Instructions to make Thai Tamarind Shrimp Mini Pizza:
- Take a cookie tray, and scatter kosher salt on the tray.
- Take each pita bread, and with a brush, spread the olive oil on both sides of the bread, leaving a nice layer without any puddles. Do this for each pizza.
- Take the cooked shrimp, and after they have thawed (if frozen), cut the tails off and cut them in half.
- On a frying pan, take a little olive oil and spread it on the pan. Take the can of tamarind chutney, and place two large spoonfuls of the chutney on the pan along with the cut shrimp. Sauté the shrimp, mixing the sauce and shrimp around for 5-6 minutes on medium-high. Add a few shakes of ground ginger and asian spices, along with the squeezed lime, in the pan and mix.
- Take a small spoonful of the chutney and make a layer of it on each of the 4 pitas. Then, take 1/4 of the contents of the pan and place them on each pita bread. There should be roughly 5-7 bits of shrimp on the bread.
- Bake at 375°F for about 10 minutes.
- While the pitas are baking, take the red onion and dice it. If the carrot strips are not already in strip for, do that as well. Also, take a handful of cilantro, remove the stems and chop them. Place the chopped onion, bean sprouts, and carrot strips in fridge to cool off while pita is baking, but not the cilantro.

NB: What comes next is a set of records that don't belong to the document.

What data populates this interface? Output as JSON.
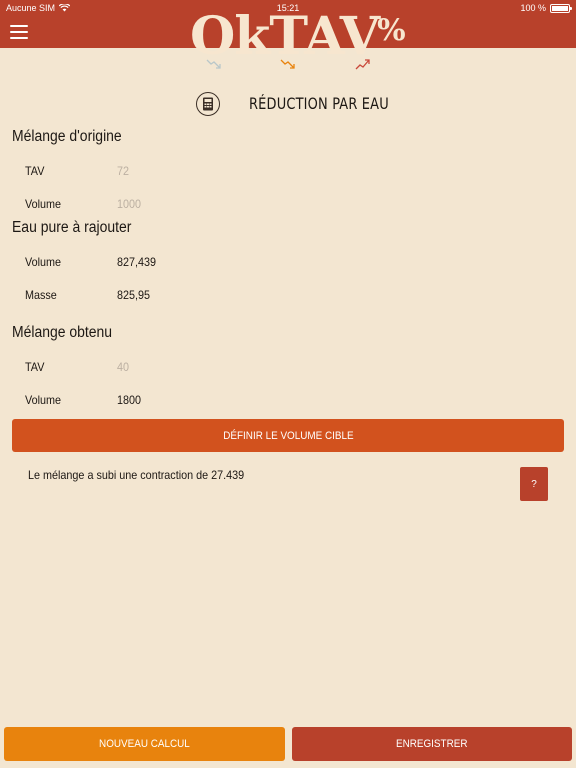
{
  "status_bar": {
    "carrier": "Aucune SIM",
    "time": "15:21",
    "battery": "100 %"
  },
  "app": {
    "logo_text": "OkTAV",
    "logo_suffix": "%"
  },
  "colors": {
    "accent": "#b8412b",
    "primary_button": "#d2521e",
    "secondary_button": "#e8830d",
    "background": "#f3e6d1"
  },
  "mode_icons": [
    "arrow-down-right-light-icon",
    "arrow-down-right-orange-icon",
    "arrow-up-right-red-icon"
  ],
  "page": {
    "title": "RÉDUCTION PAR EAU"
  },
  "origin": {
    "title": "Mélange d'origine",
    "tav_label": "TAV",
    "tav_placeholder": "72",
    "volume_label": "Volume",
    "volume_placeholder": "1000"
  },
  "water": {
    "title": "Eau pure à rajouter",
    "volume_label": "Volume",
    "volume_value": "827,439",
    "mass_label": "Masse",
    "mass_value": "825,95"
  },
  "result": {
    "title": "Mélange obtenu",
    "tav_label": "TAV",
    "tav_placeholder": "40",
    "volume_label": "Volume",
    "volume_value": "1800"
  },
  "actions": {
    "target_volume_label": "DÉFINIR LE VOLUME CIBLE",
    "contraction_text": "Le mélange a subi une contraction de 27.439",
    "help_label": "?",
    "new_calc_label": "NOUVEAU CALCUL",
    "save_label": "ENREGISTRER"
  }
}
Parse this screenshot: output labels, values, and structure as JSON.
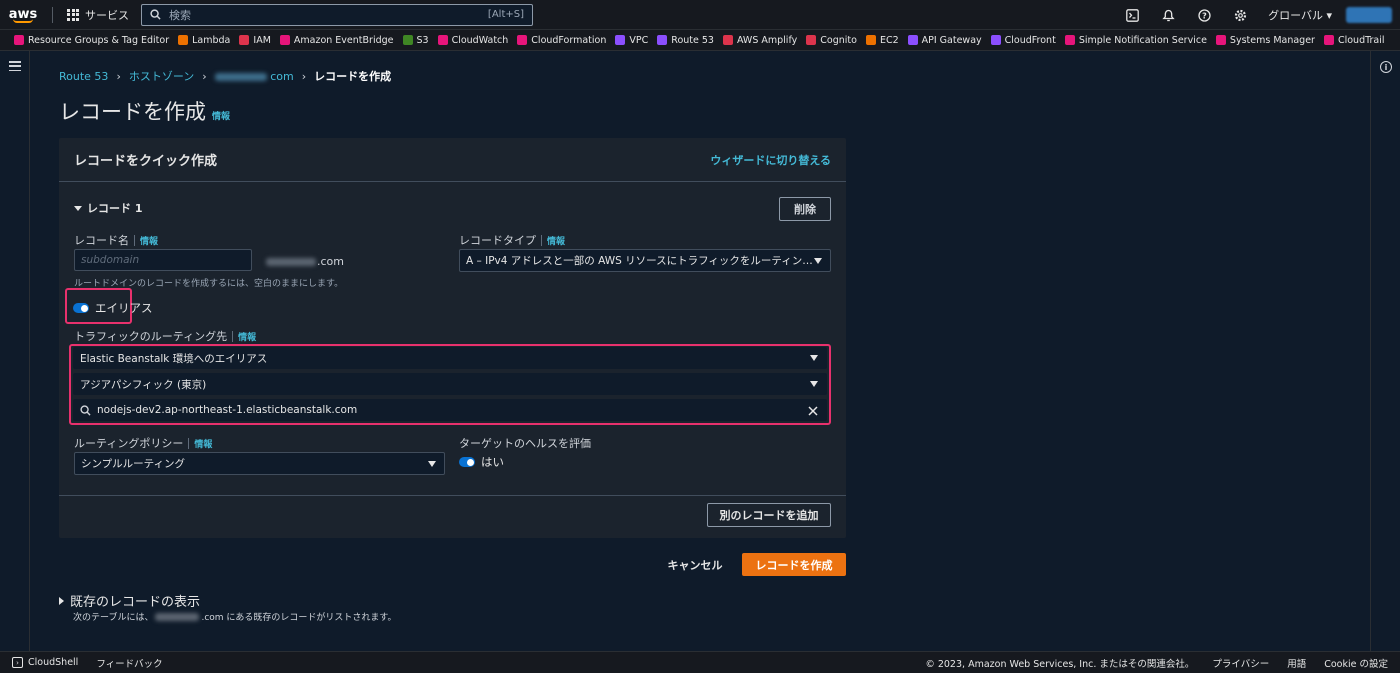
{
  "topnav": {
    "logo": "aws",
    "services": "サービス",
    "search_placeholder": "検索",
    "search_shortcut": "[Alt+S]",
    "region": "グローバル ▾"
  },
  "favorites": [
    {
      "label": "Resource Groups & Tag Editor",
      "color": "#e7157b"
    },
    {
      "label": "Lambda",
      "color": "#ed7100"
    },
    {
      "label": "IAM",
      "color": "#dd344c"
    },
    {
      "label": "Amazon EventBridge",
      "color": "#e7157b"
    },
    {
      "label": "S3",
      "color": "#3f8624"
    },
    {
      "label": "CloudWatch",
      "color": "#e7157b"
    },
    {
      "label": "CloudFormation",
      "color": "#e7157b"
    },
    {
      "label": "VPC",
      "color": "#8c4fff"
    },
    {
      "label": "Route 53",
      "color": "#8c4fff"
    },
    {
      "label": "AWS Amplify",
      "color": "#dd344c"
    },
    {
      "label": "Cognito",
      "color": "#dd344c"
    },
    {
      "label": "EC2",
      "color": "#ed7100"
    },
    {
      "label": "API Gateway",
      "color": "#8c4fff"
    },
    {
      "label": "CloudFront",
      "color": "#8c4fff"
    },
    {
      "label": "Simple Notification Service",
      "color": "#e7157b"
    },
    {
      "label": "Systems Manager",
      "color": "#e7157b"
    },
    {
      "label": "CloudTrail",
      "color": "#e7157b"
    }
  ],
  "breadcrumb": {
    "route53": "Route 53",
    "hosted_zones": "ホストゾーン",
    "domain_suffix": "com",
    "current": "レコードを作成"
  },
  "page": {
    "title": "レコードを作成",
    "info": "情報"
  },
  "container": {
    "title": "レコードをクイック作成",
    "wizard_link": "ウィザードに切り替える",
    "record_title": "レコード 1",
    "delete": "削除",
    "record_name_label": "レコード名",
    "info": "情報",
    "record_name_placeholder": "subdomain",
    "domain_suffix": ".com",
    "record_name_hint": "ルートドメインのレコードを作成するには、空白のままにします。",
    "record_type_label": "レコードタイプ",
    "record_type_value": "A – IPv4 アドレスと一部の AWS リソースにトラフィックをルーティン…",
    "alias_label": "エイリアス",
    "route_traffic_label": "トラフィックのルーティング先",
    "endpoint_value": "Elastic Beanstalk 環境へのエイリアス",
    "region_value": "アジアパシフィック (東京)",
    "environment_value": "nodejs-dev2.ap-northeast-1.elasticbeanstalk.com",
    "routing_policy_label": "ルーティングポリシー",
    "routing_policy_value": "シンプルルーティング",
    "health_label": "ターゲットのヘルスを評価",
    "health_value": "はい",
    "add_record": "別のレコードを追加"
  },
  "actions": {
    "cancel": "キャンセル",
    "create": "レコードを作成"
  },
  "existing": {
    "title": "既存のレコードの表示",
    "desc_prefix": "次のテーブルには、",
    "desc_suffix": ".com にある既存のレコードがリストされます。"
  },
  "footer": {
    "cloudshell": "CloudShell",
    "feedback": "フィードバック",
    "copyright": "© 2023, Amazon Web Services, Inc. またはその関連会社。",
    "privacy": "プライバシー",
    "terms": "用語",
    "cookie": "Cookie の設定"
  },
  "colors": {
    "accent_link": "#44b9d6",
    "primary_button": "#ec7211",
    "highlight_box": "#e8316d",
    "toggle_on": "#0972d3"
  }
}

- After the pitas are done baking, remove them from the oven. Top each one of them with some freshly chopped onion, a handful of bean sprouts, 3-4 carrot strips, and garnish with the freshly chopped cilantro.
- Serve hot & enjoy!
Tamarind paste is often used in a variety of cuisines from Middle Eastern to Indian to Thai. Tamarind is a leguminous fruit native to Africa, tart and If tamarind paste is new to you and your pantry, then Tamarind Shrimp is a great recipe to start with. The ingredients come together quickly with minimal. This Tamarind Shrimp and Pineapple Skewer was originally created for the Asian Street Food Festival in Denver. It has my favorite shrimp, lightly marinated with tamarind and cooked, and skewered with a piece of fresh and juicy pineapple.